This article presents a concise overview of the top LLM (Large Language Model) choices that are optimized to run efficiently on Raspberry Pi. In recent times, advancements in quantization and model optimization have made it possible to harness the power of language models on small hardware like the Raspberry Pi.
We will explore five carefully selected LLM models that are not only compatible with Raspberry Pi’s 4GB RAM variant but also offer impressive capabilities despite hardware limitations. Each model will be accompanied by a brief description highlighting its unique features, dataset training, and quantization sizes.
By the end of this article, readers will gain valuable insights into the best LLM options for leveraging sophisticated natural language processing on the Raspberry Pi platform.
Note: I am not guaranteeing that it will work on your RPI, but I know from people’s experiences which kind of model with what kind of quantization might work on RPI. So, I collected the smallest but most capable ones, but it’s always worth a try.
LLM Models for Raspberry Pi
By running LLMs on Raspberry Pi, users can unlock a world of possibilities. They can create truly intelligent assistants with advanced natural language understanding, personalized chatbots for specific applications, engaging story-telling experiences, language translation tools, and even AI-powered educational aids. With the LLM’s enhanced reasoning and comprehension abilities, the potential for innovative and impactful applications is limitless.
BTLM-3B-8K (Bittensor Language Model) is a powerful language model boasting 3 billion parameters and an 8k context length, making it suitable for various natural language processing tasks. Trained on an extensive dataset of 627 billion tokens from SlimPajama, BTLM-3B-8K sets a new standard for 3 billion parameter models, remarkably outperforming models trained on significantly larger token datasets, even rivaling the performance of open 7 billion parameter models.
One of the most impressive features of BTLM-3B-8K is its ability to be quantized to just 4 bits, enabling it to run on resource-constrained devices with as little as 3GB of memory. This optimization makes it a perfect candidate for deployment on small hardware platforms like the Raspberry Pi with 4GB RAM, bringing advanced language processing capabilities to edge devices.
Notably, BTLM-3B-8K comes with an Apache 2.0 license, allowing for commercial use and promoting its integration into various applications, from chatbots and language translation to text generation and more. While running the model on Raspberry Pi may not yield the fastest performance, its adaptability and efficiency are remarkable breakthroughs for making complex language models accessible on lightweight hardware.
Metharme 1.3B is a cutting-edge LLM model, leveraging the foundations of EleutherAI’s Pythia 1.4B Deduped. Designed with a focus on enhanced usability for conversation, roleplaying, and storywriting, Metharme offers an exceptional feature – natural language guidance. This means users can effortlessly guide the model through various tasks using ordinary language, similar to other instruct models.
Incorporating a unique training approach, Metharme underwent supervised fine-tuning, encompassing a diverse dataset that includes regular instructions, roleplay scenarios, fictional narratives, and synthetically generated conversations. This diverse training regimen results in a well-rounded, versatile LLM capable of handling various creative tasks.
Weighing in at approximately 3GB, Metharme’s efficient model size makes it compatible with consumer hardware, like the Raspberry Pi (4GB RAM recommended). Although its performance might not be lightning-fast, the model’s ability to run on such modest hardware is a testament to the advancements in quantization and model optimization.

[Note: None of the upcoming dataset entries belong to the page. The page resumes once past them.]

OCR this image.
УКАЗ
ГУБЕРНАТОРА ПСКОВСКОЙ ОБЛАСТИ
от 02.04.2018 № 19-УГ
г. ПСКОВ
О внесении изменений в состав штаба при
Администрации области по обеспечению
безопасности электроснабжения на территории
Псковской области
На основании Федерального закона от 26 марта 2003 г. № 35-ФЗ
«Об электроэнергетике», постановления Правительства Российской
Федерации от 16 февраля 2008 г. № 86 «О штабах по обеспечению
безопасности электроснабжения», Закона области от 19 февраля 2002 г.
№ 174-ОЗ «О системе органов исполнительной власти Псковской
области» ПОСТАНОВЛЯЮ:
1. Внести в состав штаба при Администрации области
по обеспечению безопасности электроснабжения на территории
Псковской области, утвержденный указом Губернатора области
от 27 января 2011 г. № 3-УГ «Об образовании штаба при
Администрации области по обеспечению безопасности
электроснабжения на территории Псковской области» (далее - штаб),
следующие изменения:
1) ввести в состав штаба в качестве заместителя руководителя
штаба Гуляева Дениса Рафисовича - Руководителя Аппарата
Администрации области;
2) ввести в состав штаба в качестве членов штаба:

StableBeluga 7B is a highly capable LLM model that can run on a Raspberry Pi, showcasing the remarkable advancements in quantization and model optimization. With a minimum quantization size of around 3 GB, it stands out as one of the most efficient choices for small hardware setups.
Trained on an orca style dataset, StableBeluga 7B exhibits enhanced reasoning capabilities, surpassing typical LLM models. Although it might not provide lightning-fast performance on the Raspberry Pi, its compatibility with the hardware makes it an excellent option for various applications where resource constraints are a concern. With StableBeluga 7B, users can harness the power of modern language models, even on the modest computing power of a Raspberry Pi.
Orca Mini v2 7B
Orca Mini v2 7B is an Uncensored LLaMA-7B model, developed in collaboration with Eric Hartford, tailored for Raspberry Pi usage. Trained on explain-tuned datasets, it incorporates insights from Instructions and Input datasets like WizardLM, Alpaca, and Dolly-V2, while adopting Orca Research Paper’s dataset construction approaches. With a quantization size starting at approximately 3 GB, this model demonstrates its adaptability to small hardware like Raspberry Pi. However, it’s important to note that quantization may limit its full potential, and the unquantized version might deliver significantly better performance in various tasks. Despite the trade-offs, Orca Mini v2 7B remains a promising choice for users seeking a resource-efficient language model suitable for Raspberry Pi applications.